Présentation éditeur
Sud de la France.
Un homme est enfermé dans un hangar isolé. Après l’avoir séduit, sa
geôlière, Émilie, lui tire une balle à bout portant. Il peut hurler, elle vit
seule dans son chenil, au milieu de nulle part.
Elle lui apprend que, cinq ans plus tôt, alors jeune infirmière, elle a
été victime d’un chauffard.
L’accident lui a coûté une jambe. Le destin s’acharne.
La colère d’Émilie devient aussi puissante que sa soif de vengeance.
Ce que j’en pense
Evidemment, j’ai un a priori positif quand j’ouvre un roman
de Marin Ledun. Evidemment, j’attendais celui-ci avec une grande impatience. N’empêche :
En douce ne m’a pas déçue. Après avoir passé presque quinze jours sur un polar
(qui pourtant me plaisait beaucoup), j’ai aimé prendre cet uppercut de
noirceur, j’ai aimé avoir cette sensation d’urgence à la lecture. En douce
commence comme un thriller : une rencontre un soir de 14 juillet, une
promesse de nuit de plaisir, et le virage abrupt vers la violence. Jusque-là, Marin
Ledun semble mettre ses pas dans ceux d’auteurs lus jadis. Mais ce n’est qu’un
leurre, et alors que d’autres romanciers prendraient la voie du thriller
psychologique et adopteraient le point de vue de la victime, Marin Ledun déjoue
nos attentes et retrouve illico la noirceur de la tragédie sociale et la
distance de l’écriture du noir. En mêlant deux strates temporelles, il donne
non pas des explications mais des clés de compréhension du fol engrenage qui
entraîne les victimes vers le pire. En douce est une sorte de mélange entre le
rythme d’un thriller et la force d’un roman noir. Pas plus qu’Emilie ne savait
où la mèneraient ses actes, je ne savais où me menait Marin Ledun. J’ai aimé
ces scènes de noir où l’ambiance et les lieux priment : l’atmosphère de la
fête du 14 juillet, les bruits et les parfums du chenil et de la forêt, l’hôpital
et les bars… En douce donne à voir de manière saisissante comment Emilie a peu
à peu tout perdu, elle qui n’avait déjà pas grand-chose : la perte de sa
jambe n’est que la première étape d’un processus de dépouillement social,
économique, psychologique.
Aliénation au sein du monde du travail, société qui refuse l’échec
et la différence, mécanismes de domination, violences physiques et symboliques :
c’est bien un roman de Marin Ledun que nous lisons, et un roman noir ciselé
comme je les aime.
Il y a plus encore : si les personnages sont des
victimes, ils gardent la dignité, peut-être la seule qui leur reste, celle de
dire non et de choisir, in fine, de retourner ou non la violence subie en
violence infligée. Jusqu’aux dernières lignes, l’auteur bouscule son lecteur.

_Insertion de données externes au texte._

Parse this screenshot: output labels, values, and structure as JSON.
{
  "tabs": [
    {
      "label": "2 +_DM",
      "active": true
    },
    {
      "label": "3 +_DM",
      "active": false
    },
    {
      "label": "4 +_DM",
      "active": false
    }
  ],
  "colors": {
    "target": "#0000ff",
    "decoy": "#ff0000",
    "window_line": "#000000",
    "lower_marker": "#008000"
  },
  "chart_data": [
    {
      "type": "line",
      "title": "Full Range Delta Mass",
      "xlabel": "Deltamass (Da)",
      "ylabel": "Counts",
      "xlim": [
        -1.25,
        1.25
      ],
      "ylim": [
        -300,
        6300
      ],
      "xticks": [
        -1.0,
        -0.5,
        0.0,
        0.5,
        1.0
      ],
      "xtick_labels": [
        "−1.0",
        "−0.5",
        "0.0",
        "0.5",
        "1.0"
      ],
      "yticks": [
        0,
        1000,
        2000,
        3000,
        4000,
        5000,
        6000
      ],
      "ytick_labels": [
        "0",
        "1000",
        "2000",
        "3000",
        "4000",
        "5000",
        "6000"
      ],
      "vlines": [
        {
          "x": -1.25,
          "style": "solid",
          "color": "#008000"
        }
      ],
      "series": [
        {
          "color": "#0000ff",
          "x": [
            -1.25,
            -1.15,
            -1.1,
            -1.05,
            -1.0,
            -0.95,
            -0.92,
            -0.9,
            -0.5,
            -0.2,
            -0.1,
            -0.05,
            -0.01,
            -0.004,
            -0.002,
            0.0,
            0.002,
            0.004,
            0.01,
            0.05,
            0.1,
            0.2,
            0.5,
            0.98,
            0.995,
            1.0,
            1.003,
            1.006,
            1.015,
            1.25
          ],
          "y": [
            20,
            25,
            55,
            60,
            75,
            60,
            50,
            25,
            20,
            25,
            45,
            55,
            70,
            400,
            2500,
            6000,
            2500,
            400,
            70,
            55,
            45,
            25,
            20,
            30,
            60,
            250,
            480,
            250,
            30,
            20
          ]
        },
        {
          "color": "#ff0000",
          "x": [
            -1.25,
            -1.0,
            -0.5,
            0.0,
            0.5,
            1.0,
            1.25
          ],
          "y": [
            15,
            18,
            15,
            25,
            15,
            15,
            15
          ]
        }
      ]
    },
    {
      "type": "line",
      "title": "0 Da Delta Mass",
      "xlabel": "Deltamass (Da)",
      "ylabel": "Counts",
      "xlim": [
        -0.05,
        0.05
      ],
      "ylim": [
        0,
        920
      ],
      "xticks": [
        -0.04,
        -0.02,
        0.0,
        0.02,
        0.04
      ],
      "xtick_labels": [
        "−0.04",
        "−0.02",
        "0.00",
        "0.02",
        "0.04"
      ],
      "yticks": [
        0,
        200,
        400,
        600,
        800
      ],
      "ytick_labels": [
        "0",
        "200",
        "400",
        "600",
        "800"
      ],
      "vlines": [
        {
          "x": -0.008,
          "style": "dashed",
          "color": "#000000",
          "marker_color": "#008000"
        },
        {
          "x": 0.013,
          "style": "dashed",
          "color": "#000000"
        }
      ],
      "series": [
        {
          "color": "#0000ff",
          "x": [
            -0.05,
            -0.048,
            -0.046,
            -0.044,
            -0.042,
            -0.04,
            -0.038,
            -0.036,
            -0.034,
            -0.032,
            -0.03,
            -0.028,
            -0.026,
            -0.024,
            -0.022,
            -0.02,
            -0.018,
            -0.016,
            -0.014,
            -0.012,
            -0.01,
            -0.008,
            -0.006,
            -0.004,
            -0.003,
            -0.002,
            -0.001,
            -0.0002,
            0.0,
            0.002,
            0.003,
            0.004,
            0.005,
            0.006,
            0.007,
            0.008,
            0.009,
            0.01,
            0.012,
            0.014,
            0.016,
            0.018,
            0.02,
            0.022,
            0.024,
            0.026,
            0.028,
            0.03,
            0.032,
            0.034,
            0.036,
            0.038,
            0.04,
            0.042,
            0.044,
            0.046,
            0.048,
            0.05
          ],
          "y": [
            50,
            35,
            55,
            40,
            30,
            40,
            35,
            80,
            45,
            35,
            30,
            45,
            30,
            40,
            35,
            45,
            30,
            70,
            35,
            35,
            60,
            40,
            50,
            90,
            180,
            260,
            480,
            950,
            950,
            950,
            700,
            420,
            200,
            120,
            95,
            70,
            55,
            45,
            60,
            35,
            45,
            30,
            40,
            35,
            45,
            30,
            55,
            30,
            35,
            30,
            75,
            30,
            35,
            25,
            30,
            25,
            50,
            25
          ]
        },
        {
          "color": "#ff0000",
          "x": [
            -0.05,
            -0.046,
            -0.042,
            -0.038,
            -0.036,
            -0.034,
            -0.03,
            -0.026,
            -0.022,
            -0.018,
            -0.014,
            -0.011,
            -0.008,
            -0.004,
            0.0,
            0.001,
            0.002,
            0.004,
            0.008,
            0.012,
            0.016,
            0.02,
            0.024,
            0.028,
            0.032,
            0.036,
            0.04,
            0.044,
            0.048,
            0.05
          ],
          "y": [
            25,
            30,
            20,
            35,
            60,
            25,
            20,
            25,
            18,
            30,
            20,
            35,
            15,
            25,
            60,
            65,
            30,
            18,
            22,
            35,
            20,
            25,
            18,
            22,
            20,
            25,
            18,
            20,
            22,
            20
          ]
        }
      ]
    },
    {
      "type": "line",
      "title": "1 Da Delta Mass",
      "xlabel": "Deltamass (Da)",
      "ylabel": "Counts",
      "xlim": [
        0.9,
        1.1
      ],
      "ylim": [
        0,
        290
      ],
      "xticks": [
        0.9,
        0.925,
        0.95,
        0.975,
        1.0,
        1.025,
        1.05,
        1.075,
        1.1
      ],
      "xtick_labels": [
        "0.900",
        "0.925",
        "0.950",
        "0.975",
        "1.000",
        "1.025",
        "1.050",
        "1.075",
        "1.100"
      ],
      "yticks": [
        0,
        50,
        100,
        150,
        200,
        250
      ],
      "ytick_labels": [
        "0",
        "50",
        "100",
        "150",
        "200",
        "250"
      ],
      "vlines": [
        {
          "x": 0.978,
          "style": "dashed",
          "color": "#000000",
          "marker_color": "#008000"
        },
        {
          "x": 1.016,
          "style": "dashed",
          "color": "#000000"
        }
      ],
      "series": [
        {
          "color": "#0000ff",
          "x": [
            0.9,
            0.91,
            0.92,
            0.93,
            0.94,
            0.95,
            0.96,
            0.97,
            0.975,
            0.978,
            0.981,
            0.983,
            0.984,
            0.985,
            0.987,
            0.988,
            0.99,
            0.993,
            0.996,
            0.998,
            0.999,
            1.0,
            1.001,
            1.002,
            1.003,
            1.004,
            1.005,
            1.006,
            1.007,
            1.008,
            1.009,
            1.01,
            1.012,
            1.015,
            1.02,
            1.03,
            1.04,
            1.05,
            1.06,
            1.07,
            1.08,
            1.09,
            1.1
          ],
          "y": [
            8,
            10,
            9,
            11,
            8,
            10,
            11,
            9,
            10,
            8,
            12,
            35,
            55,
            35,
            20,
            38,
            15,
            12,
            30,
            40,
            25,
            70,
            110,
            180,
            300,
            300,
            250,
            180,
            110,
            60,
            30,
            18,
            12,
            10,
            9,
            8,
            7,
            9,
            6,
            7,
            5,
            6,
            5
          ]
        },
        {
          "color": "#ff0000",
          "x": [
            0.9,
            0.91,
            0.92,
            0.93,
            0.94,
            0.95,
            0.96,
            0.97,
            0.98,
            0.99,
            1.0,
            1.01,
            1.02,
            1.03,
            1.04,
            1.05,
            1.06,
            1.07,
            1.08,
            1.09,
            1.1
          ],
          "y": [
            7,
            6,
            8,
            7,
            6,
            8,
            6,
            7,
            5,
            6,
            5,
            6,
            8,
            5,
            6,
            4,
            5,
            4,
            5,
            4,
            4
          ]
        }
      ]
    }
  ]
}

Pour ma part, j’ai été bouleversée par le choix ultime d’Emilie.
Enfin, il faut remarquer un tour de force : Marin
Ledun, par une écriture très sobre, dépouillée, qui ne cherche pas l’effet,
parvient à faire comprendre sans tomber dans les excès du roman didactique ou à
thèse. Ce n’est pas le moindre de ses talents.